Il Cristianesimo si diffuse molto presto, a opera di navigatori provenienti dall'Oriente che portarono la notizia del martirio di Santo Stefano. È attorno alla testimonianza del protomartire infatti che si formò la prima comunità cristiana cittadina. Galla Placidia favorì Ancona in vario modo, ed ebbe un ruolo nel far tornare in città il corpo di San Ciriaco, secondo la tradizione vescovo di Ancona, morto martire in Palestina. Al ritorno del corpo del santo i cittadini lo elessero proprio patrono.
Alla caduta dell'Impero romano d'Occidente (476) Ancona, come gran parte d'Italia, fu soggetta prima dominio degli Eruli di Odoacre (476-493) e poi dei Goti di Teodorico (493-553).
Con lo scoppio della Guerra gotico-bizantina venne presa dalle truppe dell'Impero romano d'Oriente e resistette eroicamente a due assedi gotici, nel 538 e nel 551; in quest'ultimo i bizantini riuscirono a distruggere l'intera flotta gotica.

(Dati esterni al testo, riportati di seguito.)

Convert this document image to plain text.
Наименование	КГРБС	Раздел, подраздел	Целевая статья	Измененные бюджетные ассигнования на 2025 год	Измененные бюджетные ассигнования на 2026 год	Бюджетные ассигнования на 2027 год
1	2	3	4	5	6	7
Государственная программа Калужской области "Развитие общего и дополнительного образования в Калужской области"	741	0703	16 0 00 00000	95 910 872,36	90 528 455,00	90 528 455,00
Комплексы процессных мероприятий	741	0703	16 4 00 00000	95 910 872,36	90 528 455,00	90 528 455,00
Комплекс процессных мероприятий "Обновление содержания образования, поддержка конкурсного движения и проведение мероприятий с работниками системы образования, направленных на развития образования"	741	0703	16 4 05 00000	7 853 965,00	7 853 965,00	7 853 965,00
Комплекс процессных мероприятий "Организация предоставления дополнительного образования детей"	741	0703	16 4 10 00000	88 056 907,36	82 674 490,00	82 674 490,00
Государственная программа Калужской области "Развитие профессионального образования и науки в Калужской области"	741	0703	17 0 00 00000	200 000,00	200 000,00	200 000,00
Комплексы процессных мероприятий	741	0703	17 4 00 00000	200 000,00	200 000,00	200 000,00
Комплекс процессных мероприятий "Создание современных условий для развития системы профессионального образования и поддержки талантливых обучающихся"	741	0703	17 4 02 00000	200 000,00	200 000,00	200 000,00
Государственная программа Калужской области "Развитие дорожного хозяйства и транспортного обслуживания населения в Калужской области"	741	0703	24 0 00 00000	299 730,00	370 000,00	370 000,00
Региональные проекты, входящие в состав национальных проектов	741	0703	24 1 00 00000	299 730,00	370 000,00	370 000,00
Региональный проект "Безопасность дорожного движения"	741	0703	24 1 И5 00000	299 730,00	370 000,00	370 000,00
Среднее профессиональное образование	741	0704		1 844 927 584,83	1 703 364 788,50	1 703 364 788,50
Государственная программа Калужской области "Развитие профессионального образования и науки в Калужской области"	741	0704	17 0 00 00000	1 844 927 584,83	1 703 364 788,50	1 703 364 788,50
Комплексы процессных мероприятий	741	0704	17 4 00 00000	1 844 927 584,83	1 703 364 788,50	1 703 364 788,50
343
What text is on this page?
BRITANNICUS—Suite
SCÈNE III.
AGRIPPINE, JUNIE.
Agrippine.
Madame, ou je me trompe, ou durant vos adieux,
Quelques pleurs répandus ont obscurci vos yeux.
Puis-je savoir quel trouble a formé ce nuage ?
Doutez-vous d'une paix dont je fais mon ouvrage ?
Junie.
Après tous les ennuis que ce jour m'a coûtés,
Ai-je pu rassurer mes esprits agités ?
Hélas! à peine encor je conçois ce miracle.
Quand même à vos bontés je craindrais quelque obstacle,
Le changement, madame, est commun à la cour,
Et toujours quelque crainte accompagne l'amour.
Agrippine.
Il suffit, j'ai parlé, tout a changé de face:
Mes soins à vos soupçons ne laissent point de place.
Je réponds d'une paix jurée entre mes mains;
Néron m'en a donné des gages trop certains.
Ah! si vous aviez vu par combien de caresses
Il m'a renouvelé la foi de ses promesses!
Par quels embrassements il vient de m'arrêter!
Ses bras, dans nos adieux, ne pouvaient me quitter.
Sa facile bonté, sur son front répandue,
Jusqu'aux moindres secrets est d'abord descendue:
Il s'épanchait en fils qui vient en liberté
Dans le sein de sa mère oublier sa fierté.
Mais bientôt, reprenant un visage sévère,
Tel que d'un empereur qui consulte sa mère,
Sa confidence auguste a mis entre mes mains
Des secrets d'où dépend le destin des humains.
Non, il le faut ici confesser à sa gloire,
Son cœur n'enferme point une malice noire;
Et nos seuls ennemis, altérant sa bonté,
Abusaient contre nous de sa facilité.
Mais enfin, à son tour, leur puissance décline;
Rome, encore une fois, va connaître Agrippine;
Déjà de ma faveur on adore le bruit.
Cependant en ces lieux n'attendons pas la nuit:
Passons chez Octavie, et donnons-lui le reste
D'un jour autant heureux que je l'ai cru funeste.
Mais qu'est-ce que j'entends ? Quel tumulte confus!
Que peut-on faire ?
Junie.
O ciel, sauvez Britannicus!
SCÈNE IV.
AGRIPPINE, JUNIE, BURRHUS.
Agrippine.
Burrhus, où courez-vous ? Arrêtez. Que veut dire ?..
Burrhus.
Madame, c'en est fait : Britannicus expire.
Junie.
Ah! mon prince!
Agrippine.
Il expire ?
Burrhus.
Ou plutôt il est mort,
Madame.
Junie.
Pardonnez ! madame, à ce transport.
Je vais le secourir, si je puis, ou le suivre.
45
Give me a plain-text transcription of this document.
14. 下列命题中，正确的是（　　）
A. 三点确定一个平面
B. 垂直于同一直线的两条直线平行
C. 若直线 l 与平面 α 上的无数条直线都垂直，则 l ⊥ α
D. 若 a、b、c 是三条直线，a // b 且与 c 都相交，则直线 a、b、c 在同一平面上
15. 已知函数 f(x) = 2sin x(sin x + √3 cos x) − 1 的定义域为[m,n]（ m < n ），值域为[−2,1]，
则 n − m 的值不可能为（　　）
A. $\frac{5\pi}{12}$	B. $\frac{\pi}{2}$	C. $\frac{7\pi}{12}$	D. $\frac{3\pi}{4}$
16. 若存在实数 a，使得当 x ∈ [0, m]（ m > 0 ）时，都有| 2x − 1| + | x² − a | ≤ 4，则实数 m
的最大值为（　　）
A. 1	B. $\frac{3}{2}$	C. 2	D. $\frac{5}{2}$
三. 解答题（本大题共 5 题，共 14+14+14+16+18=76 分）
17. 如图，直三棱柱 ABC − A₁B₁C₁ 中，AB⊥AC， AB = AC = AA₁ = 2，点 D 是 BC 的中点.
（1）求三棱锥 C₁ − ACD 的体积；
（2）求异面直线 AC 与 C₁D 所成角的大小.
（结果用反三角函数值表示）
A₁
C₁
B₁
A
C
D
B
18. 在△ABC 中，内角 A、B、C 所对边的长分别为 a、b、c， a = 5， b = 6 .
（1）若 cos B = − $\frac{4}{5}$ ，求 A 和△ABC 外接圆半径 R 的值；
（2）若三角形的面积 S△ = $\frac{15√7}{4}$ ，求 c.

Dopo la vittoria bizantina fece parte della Pentapoli marittima assieme alle città di Senigallia, Fano, Pesaro e Rimini.
Dopo un breve periodo sotto il dominio longobardo, nel 774 d.C. la città passa, almeno nominalmente, allo Stato della Chiesa. Nel saccheggio nell'848 d.C. ad opera dei Saraceni l'arco di Traiano venne spogliato dalle statue e dagli ornamenti.
Con l'istituzione del Sacro Romano Impero la città fu posta a capo della Marca di Ancona, che dopo aver assorbito le marche di Camerino e di Fermo comprese quasi tutta l'odierna regione Marche. Il potere imperiale ben presto si affievolì, fino a diventare solo formale. Infatti, a partire dall'anno 1000 la città inizia un cammino verso l'indipendenza, favorito dall'aumento del commercio. Alla fine dell'XI secolo Ancona è ormai un libero comune e una delle repubbliche marinare[21][22] che non compaiono nello stemma della Marina Militare, come Gaeta, Noli e Ragusa. Si scontra così sia con il Sacro Romano Impero, che tentò ripetutamente di ristabilire il suo effettivo potere, sia con Venezia, che non accettava nell'Adriatico una città marinara che, sia pur in forma ridotta, le faceva concorrenza per i traffici con l'Oriente. Ancona poteva contare sull'appoggio dell'Impero romano d'Oriente. Per resistere allo strapotere veneziano era poi preziosa l'alleanza con la Repubblica di Ragusa, in Dalmazia.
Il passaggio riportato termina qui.